03

「おかーさん、いってきまーす!!」



靴を履いて私は家を出る。気を付けるのよーなんてリビングからののんきな声と共に私は送り出された。
私が今背負っているのは何年も前に役目を終えたはずの赤いランドセルで、高校で使っていたリュックでは無い。
服も学校指定のセーラー服ではなく、私服の灰色のパーカーで中に白いワンピースを着ている。ちなみに小3だった…お母さん若返ってたな……










なんなんだろう…これ…










とぼとぼと歩きながら自分が前に行っていた小学校がある方へ向かう。
地理は変わっていないが、町名などは変わってた。
もう私はさっきまでが夢の出来事なのか今が現実なのかわからずに、もっともポピュラーでわかりやすい方法を取ろうとほっぺをつねったが、痛かった。無駄に力を籠めすぎて右の頬が赤くなって、ちょっと涙が浮かぶくらいには力を込めていて、自分が内心パニックでいっぱいいっぱいなのだと嫌でも気づかされた、












気づいて、しまった。











つねった痛みのせいなのか、ショックからなのか、それすらもわからなくなって、涙で前がかすみ始めて一歩も動けなくなった。

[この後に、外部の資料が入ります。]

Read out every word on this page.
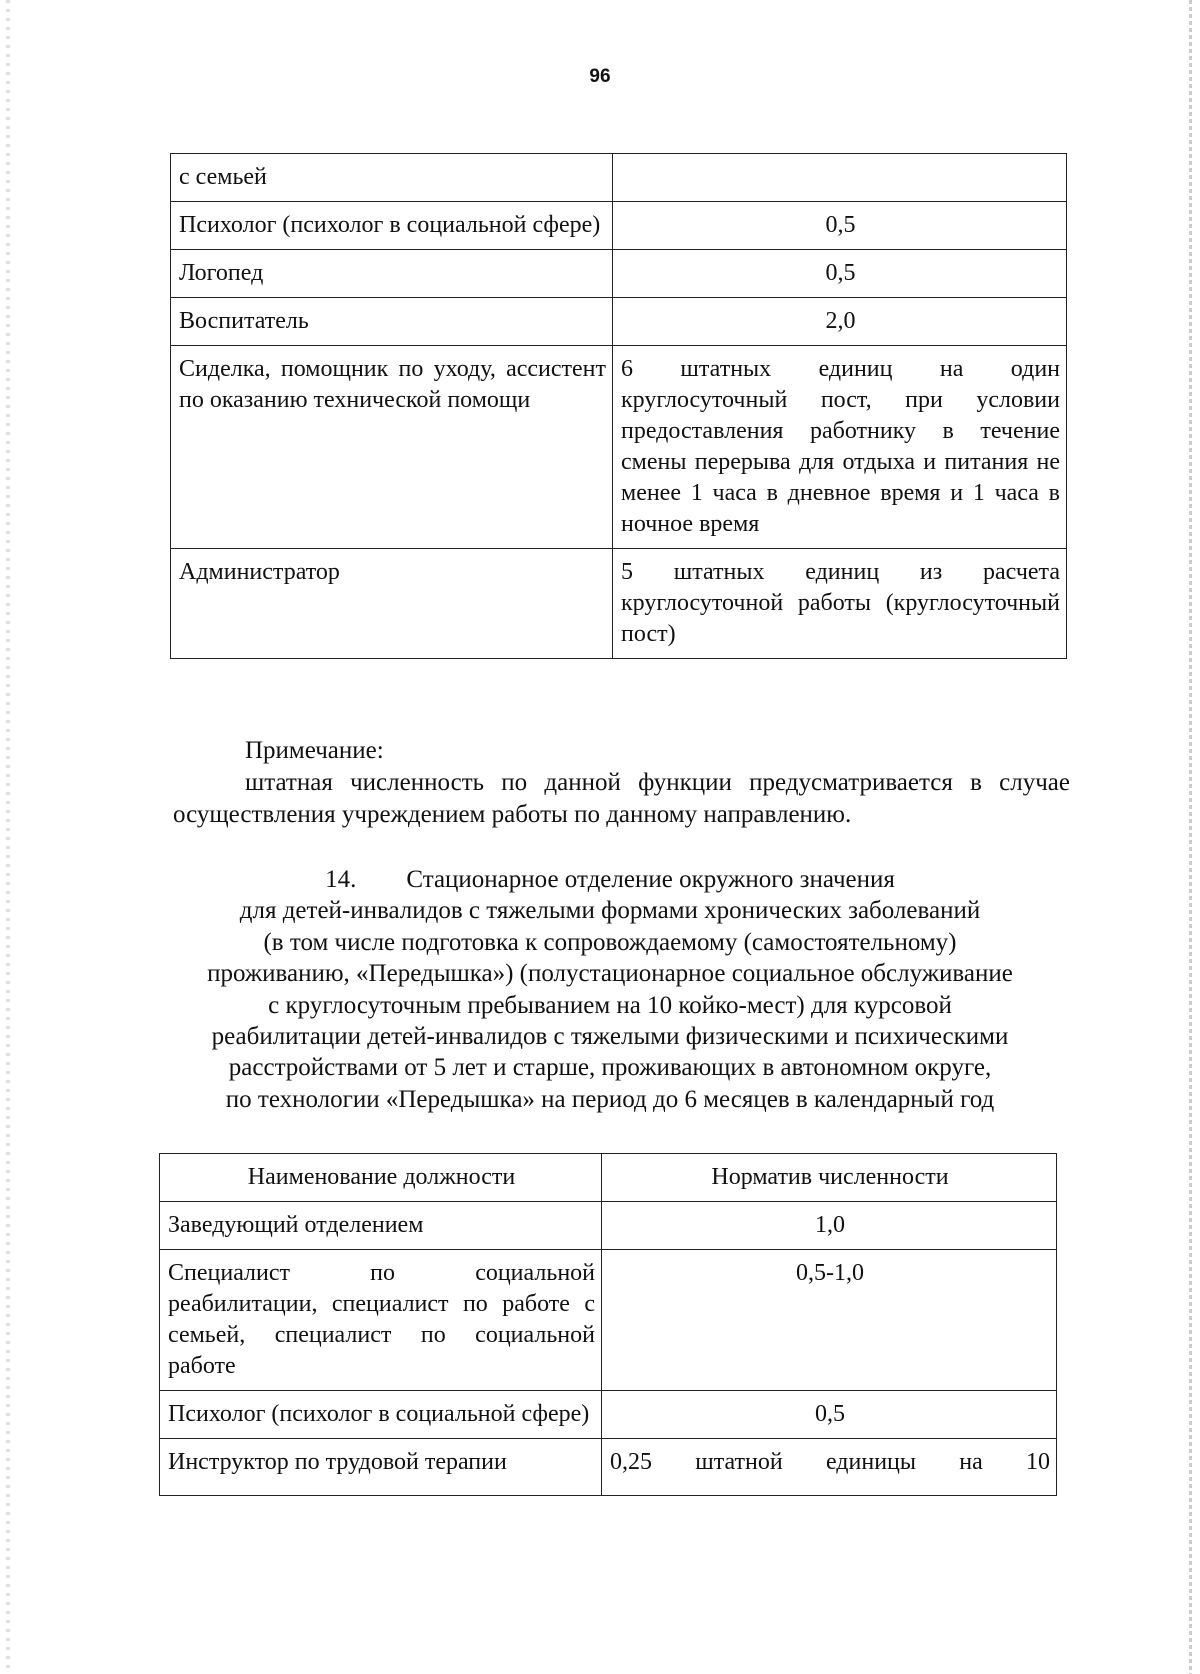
96
с семьей	
Психолог (психолог в социальной сфере)	0,5
Логопед	0,5
Воспитатель	2,0
Сиделка, помощник по уходу, ассистент по оказанию технической помощи	6 штатных единиц на один круглосуточный пост, при условии предоставления работнику в течение смены перерыва для отдыха и питания не менее 1 часа в дневное время и 1 часа в ночное время
Администратор	5 штатных единиц из расчета круглосуточной работы (круглосуточный пост)
Примечание:
штатная численность по данной функции предусматривается в случае осуществления учреждением работы по данному направлению.
14.  Стационарное отделение окружного значения
для детей-инвалидов с тяжелыми формами хронических заболеваний
(в том числе подготовка к сопровождаемому (самостоятельному)
проживанию, «Передышка») (полустационарное социальное обслуживание
с круглосуточным пребыванием на 10 койко-мест) для курсовой
реабилитации детей-инвалидов с тяжелыми физическими и психическими
расстройствами от 5 лет и старше, проживающих в автономном округе,
по технологии «Передышка» на период до 6 месяцев в календарный год
Наименование должности	Норматив численности
Заведующий отделением	1,0
Специалист по социальной реабилитации, специалист по работе с семьей, специалист по социальной работе	0,5-1,0
Психолог (психолог в социальной сфере)	0,5
Инструктор по трудовой терапии	0,25 штатной единицы на 10
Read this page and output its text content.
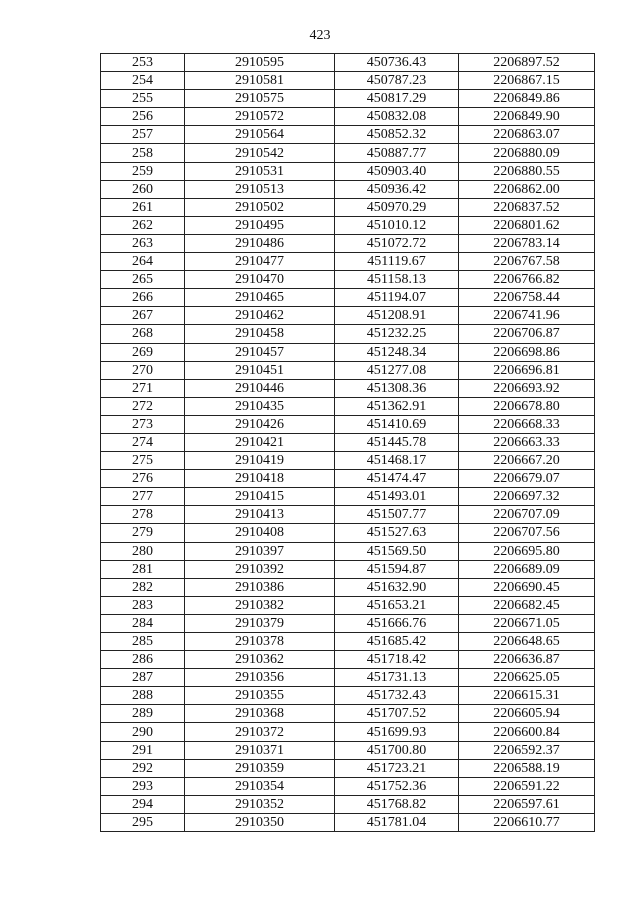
423
253	2910595	450736.43	2206897.52
254	2910581	450787.23	2206867.15
255	2910575	450817.29	2206849.86
256	2910572	450832.08	2206849.90
257	2910564	450852.32	2206863.07
258	2910542	450887.77	2206880.09
259	2910531	450903.40	2206880.55
260	2910513	450936.42	2206862.00
261	2910502	450970.29	2206837.52
262	2910495	451010.12	2206801.62
263	2910486	451072.72	2206783.14
264	2910477	451119.67	2206767.58
265	2910470	451158.13	2206766.82
266	2910465	451194.07	2206758.44
267	2910462	451208.91	2206741.96
268	2910458	451232.25	2206706.87
269	2910457	451248.34	2206698.86
270	2910451	451277.08	2206696.81
271	2910446	451308.36	2206693.92
272	2910435	451362.91	2206678.80
273	2910426	451410.69	2206668.33
274	2910421	451445.78	2206663.33
275	2910419	451468.17	2206667.20
276	2910418	451474.47	2206679.07
277	2910415	451493.01	2206697.32
278	2910413	451507.77	2206707.09
279	2910408	451527.63	2206707.56
280	2910397	451569.50	2206695.80
281	2910392	451594.87	2206689.09
282	2910386	451632.90	2206690.45
283	2910382	451653.21	2206682.45
284	2910379	451666.76	2206671.05
285	2910378	451685.42	2206648.65
286	2910362	451718.42	2206636.87
287	2910356	451731.13	2206625.05
288	2910355	451732.43	2206615.31
289	2910368	451707.52	2206605.94
290	2910372	451699.93	2206600.84
291	2910371	451700.80	2206592.37
292	2910359	451723.21	2206588.19
293	2910354	451752.36	2206591.22
294	2910352	451768.82	2206597.61
295	2910350	451781.04	2206610.77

周りの人は泣いている私を見て見ぬふりで通りすぎて行く。
まぁ、道行く誰かに「なんで泣いているのか」と聞かれても何も言えないからどちらかといえばありがたいのだけれど…


頭の片隅ではこんなことを第三者目線で考えているどこか冷静な自分がいる、そう思うと中身と外見がちぐはぐな自分がさらに浮き彫りになるようで、更に涙があふれてきた。
















「…ねぇ、どーしたの?」














声が突然聞こえて、ビクッと肩が震えてしまったがその子は…多分、男の子で、続けて「かなしいの?いたいの?」と私の手を取って言った。何も言わない私にしびれを切らしたのか、「いこう?」と私の手を引いて歩き出した。
思わず顔をあげて「どこにいくの?」と聞けば、「…ぼくの、今いる家」と返ってきた。
一人称が「僕」ってことはやっぱり男の子か、今居る家ってどういうことなんだろうかと頭の片隅で考えてがっこうはいかないの?と聞いてみたが、きみがないてるからいかないと言われた。